— Не было такого, — на форуме повторял гневно Бакин, — не было!
А было наравне с чудом звездного неба над головой человека, второе чудо — нравственный закон в человеке.
Да еще к этому Федор Михайлович, призраком проходящий по коридорам Литинститута, все вопрошал с ужасом, что если бога нет, то все дозволено. И писал роман за романом, в которых черные дела творит человек.
Нет добра и нет зла без человека. Это человек творит и добро и зло, и каждый из нас ежедневно делает выбор между добром и злом.
Тут появился возле монумента Герцена и Иммануил Кант. А за ним — ангел Пушкина. Он обычно нахохлившись, как голубь, сидит на голове памятника ему любимому, а тут явился, пока не знаю зачем.
Я и говорю:
— Зачем же, уважаемый Федор Михайлович, заставили Родю Раскольникова, человека болезненно чувствительного, топором черепа женщинам крушить? Это удел бесчувственных животных. А вы — кровищи напустили. Наши режиссеры, как упыри, тут упивались, весь экран телека залили липкой кровью. Кино сняли, наверное, минут десять тесак в черепе крупным планом вонзали, кровь ручьями пускали. Вы, Родиона измучили, зрителей до шока довели. Испытание всем устроили.
— Федор Михайлович, ведь все просто. Те, кто черепа друг друга крошит, потомства не оставляют. Остаются чувствительные, жалостливые. Вроде Раскольникова. Настоящая история человечества началась в тот день, когда человек впервые произнес: дети мои, любите друг друга.
Не убивай. Такая заповедь в небе над живыми городами и селениями витает. Это закон жизни, его в уголовный кодекс даже прописали. Если есть человек, то не все дозволено. А только то, что во благо жизни.
— А вы, старичок Иммануил, правильно сказали: «нравственный закон в человеке». В человеке — и только. Нет его больше нигде. И не надо бубнить про «идеальный разум», лучше возьмите реальный разум, он всем подскажет, что, если в Швейцарии князю Мышкину и в психушке рай земной, то в России с новым русским бизнесменом — ему смерть. Значит, нравственность относительна и дается человеку в процессе познания свойств людей и их поступков.
А еще познанию и нравственности пригодится замечательный научный метод «черного ящика». Это когда объект не режется для изучения нутра, а по внешним признаком определяется механизм действия.

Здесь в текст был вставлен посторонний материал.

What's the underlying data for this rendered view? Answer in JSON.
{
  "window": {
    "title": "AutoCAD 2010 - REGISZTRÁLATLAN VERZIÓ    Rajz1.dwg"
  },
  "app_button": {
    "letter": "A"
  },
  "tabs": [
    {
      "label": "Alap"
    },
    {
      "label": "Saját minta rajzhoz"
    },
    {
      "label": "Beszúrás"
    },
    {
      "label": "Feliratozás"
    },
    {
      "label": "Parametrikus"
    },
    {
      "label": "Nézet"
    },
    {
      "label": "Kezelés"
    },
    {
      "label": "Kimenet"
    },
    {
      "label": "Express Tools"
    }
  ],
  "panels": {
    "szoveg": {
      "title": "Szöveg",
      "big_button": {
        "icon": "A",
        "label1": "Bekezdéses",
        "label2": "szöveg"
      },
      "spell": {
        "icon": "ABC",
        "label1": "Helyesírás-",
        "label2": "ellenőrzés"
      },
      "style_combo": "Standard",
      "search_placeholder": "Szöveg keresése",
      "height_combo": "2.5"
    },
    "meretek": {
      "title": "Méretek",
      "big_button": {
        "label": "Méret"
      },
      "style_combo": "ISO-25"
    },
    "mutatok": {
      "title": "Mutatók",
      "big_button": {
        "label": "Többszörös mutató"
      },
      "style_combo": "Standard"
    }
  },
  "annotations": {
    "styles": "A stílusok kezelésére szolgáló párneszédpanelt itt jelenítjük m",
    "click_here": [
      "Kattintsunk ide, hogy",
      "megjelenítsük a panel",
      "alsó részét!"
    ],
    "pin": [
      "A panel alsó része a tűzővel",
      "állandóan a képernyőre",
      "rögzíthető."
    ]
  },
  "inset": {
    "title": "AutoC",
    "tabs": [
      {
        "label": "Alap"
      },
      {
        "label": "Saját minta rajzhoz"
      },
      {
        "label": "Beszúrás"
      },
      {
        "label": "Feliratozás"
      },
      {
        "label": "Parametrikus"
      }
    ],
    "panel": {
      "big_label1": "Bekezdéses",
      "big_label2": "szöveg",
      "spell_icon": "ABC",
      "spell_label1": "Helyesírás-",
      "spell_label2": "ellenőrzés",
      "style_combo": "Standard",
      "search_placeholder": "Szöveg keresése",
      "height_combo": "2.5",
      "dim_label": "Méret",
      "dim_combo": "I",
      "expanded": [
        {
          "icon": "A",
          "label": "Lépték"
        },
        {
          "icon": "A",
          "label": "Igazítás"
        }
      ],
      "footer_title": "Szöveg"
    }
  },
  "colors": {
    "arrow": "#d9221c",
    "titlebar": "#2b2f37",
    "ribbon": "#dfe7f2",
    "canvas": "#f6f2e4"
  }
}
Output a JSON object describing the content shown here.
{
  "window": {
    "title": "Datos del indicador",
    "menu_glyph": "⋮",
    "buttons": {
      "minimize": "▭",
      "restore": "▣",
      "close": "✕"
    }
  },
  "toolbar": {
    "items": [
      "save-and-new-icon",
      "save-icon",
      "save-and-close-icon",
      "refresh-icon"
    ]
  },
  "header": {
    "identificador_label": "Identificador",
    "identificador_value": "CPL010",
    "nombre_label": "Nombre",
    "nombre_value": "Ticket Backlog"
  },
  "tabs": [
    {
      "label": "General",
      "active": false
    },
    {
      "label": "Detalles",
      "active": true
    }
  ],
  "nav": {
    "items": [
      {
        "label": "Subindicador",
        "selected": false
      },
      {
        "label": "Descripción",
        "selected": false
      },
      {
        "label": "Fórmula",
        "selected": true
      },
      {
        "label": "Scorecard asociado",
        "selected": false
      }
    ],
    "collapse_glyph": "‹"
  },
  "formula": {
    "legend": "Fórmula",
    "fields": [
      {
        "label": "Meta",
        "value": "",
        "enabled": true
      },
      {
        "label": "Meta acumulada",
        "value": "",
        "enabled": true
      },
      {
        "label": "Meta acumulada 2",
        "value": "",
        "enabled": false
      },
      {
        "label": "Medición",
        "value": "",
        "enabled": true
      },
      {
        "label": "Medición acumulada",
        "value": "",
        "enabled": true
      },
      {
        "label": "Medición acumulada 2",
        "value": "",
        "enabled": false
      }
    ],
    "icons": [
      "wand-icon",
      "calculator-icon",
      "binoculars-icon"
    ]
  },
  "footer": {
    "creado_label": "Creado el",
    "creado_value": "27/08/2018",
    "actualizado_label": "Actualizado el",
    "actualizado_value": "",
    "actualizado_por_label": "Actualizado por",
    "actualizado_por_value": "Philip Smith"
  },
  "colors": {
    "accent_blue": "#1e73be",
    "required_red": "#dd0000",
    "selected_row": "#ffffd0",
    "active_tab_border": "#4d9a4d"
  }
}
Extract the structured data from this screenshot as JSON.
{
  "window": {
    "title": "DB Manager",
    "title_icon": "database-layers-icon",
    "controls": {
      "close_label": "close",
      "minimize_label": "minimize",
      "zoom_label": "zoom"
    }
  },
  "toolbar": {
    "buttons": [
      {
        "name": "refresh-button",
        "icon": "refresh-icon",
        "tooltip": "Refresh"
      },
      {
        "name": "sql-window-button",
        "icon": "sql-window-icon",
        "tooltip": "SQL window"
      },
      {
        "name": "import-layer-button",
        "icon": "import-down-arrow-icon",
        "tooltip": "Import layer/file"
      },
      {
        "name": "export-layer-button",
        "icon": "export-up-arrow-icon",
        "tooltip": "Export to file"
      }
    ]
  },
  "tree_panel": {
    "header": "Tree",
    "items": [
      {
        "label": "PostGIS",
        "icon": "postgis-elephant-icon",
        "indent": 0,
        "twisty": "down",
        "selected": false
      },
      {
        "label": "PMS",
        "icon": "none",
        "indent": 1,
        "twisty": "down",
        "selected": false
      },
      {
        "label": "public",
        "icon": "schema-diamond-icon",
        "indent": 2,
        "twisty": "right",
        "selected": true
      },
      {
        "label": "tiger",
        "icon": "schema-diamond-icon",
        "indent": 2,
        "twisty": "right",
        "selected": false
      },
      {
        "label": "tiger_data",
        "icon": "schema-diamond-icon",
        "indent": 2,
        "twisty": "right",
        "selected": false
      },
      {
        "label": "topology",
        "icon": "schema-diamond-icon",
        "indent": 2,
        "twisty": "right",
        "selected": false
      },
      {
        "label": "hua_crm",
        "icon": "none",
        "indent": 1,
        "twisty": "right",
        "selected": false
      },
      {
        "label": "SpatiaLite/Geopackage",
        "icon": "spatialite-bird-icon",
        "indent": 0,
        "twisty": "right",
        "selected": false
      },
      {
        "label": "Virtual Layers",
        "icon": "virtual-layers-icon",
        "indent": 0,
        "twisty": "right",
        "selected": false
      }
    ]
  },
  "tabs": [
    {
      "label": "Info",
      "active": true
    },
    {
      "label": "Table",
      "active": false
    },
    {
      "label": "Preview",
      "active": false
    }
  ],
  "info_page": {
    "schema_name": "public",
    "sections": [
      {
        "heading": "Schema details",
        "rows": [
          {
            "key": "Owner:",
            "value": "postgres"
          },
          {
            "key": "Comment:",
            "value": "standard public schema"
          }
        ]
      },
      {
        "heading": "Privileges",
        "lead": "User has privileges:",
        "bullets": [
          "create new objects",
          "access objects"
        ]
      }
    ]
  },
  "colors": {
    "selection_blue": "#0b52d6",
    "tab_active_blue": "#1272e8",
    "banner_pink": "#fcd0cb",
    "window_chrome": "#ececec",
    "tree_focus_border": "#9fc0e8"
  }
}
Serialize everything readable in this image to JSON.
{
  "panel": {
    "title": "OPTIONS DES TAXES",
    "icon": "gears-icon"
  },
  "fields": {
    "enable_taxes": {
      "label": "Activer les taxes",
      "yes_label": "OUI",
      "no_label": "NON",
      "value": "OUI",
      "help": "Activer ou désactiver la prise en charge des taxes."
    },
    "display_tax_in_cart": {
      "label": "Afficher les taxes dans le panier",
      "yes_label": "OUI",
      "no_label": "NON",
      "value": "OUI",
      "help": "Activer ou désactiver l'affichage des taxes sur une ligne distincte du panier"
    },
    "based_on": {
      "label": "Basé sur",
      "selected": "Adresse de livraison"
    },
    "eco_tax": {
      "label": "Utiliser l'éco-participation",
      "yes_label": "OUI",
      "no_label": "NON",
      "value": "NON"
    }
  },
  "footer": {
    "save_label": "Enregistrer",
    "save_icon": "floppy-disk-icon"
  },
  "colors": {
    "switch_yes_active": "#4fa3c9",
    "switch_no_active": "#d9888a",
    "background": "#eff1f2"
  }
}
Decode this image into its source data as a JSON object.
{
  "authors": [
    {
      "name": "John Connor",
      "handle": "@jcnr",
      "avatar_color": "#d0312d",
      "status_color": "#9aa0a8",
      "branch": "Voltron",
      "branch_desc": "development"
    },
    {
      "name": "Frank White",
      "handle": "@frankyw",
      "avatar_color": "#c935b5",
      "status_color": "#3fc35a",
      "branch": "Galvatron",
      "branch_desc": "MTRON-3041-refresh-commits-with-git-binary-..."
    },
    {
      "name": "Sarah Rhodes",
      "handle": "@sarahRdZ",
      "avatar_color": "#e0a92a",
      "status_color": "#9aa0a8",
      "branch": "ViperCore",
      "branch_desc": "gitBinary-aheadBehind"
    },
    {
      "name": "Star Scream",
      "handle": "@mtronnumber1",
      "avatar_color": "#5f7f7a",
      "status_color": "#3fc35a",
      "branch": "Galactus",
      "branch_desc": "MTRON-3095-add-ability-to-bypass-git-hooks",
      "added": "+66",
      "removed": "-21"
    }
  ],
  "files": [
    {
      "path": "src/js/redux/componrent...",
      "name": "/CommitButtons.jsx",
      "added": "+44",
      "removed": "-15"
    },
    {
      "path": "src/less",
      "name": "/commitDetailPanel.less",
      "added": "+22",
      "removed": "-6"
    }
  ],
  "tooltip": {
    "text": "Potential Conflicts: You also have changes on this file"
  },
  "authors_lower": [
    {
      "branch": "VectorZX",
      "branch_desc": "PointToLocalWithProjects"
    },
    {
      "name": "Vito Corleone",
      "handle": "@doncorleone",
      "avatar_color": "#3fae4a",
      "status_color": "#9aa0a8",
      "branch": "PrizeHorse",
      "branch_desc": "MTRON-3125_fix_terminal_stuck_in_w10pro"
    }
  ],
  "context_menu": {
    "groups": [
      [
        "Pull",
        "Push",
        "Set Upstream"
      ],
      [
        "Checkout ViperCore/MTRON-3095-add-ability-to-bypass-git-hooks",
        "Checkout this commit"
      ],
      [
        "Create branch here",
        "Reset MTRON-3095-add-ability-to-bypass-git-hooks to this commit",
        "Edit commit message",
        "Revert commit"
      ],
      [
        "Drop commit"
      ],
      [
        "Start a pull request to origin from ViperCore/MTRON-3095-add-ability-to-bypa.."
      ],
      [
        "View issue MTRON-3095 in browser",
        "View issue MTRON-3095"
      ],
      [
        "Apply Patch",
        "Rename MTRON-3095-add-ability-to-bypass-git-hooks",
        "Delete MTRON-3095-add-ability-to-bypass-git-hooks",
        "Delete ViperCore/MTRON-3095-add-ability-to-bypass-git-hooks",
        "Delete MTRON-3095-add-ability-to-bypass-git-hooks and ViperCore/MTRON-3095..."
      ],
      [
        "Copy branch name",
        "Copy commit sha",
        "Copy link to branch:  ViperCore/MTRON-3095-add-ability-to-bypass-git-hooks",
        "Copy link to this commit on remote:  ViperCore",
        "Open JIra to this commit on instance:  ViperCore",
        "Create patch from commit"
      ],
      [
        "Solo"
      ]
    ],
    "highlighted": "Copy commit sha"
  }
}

Вот, и с церковниками, дорогой Иммануил-Бакин, расквитаемся. Боги есть у всех народов, значит, за этим стоит какое-то реальное явление жизни. А теперь посчитаем главные признаки бога: всемогущий, дает и отнимает жизнь, определяет судьбу, дает бессмертие. Есть ли такое чудо в живой природе?
В изобилии. Это геном. Без него ни одно живое существо не появится и не умрет в предписанные сроки, геном дает бессмертие в лице потомков. Геном создает гормональную и нервную системы, от которых и чувство радости, и хандра страшная и все наши планы и задачи по устройству жизни. Геном ежесекундно вершит чудеса по рождению миллиардов живых существ, а человек суеверно приписывает это всемогущество каким-то призрачным богам, которых, как сказано в Евангелии, никто не видел и с ним никто не разговаривал.
Тут тени ангелов Федора Михайловича и Иммануила бледнеют, а я вижу, что вещаю это все в зале ученого совета. А в президиуме восседает доктор философии Иван Иванович Дубровский. Меня он в упор не видит и не слышит, долдонит латино-немецкую философскую жвачку. И тут мелькает светлый лик ангела Пушкина. Лицо Дубровского зло кривится, он сбивается и начинает, клокоча злобой, извергать гениальный текст Пушкина. Тут я понял, зачем явился к нам Пушкин.
— … А ныне — сам скажу — я ныне
Завистник. Я завидую. — О небо!
Где ж правота, когда священный дар,
Когда бессмертный гений — не в награду
Любви горящей, самоотверженья,
Трудов, усердия, молений послан —
А озаряет голову безумца,
Гуляки праздного?..
Гнилая с плесенью рука Дубровского начинает удлиняться и тянется через ряды кресел ко мне, в полуразложившихся пальцах — бокал с шампанским:
— Пей же, Викорук, пей.
Я беру бокал, делаю вид, что пью и незаметно выплескиваю шампанское на пол. Ламинат плавится, пузырится шипящими волдырями.
Тут я оживаю и уже кричу в лицо злодею.
— А слова тоже входят в геном. Злобные слова, лживые — ядовиты и смертельны, как бациллы чумы, а добрые слова животворны, как ласковая улыбка матери, кормящей грудью младенца.
А мало похожий на ангела Александр Рекемчук говорит:
— Книгу, Викорук, надо писать об этом. Это открытие!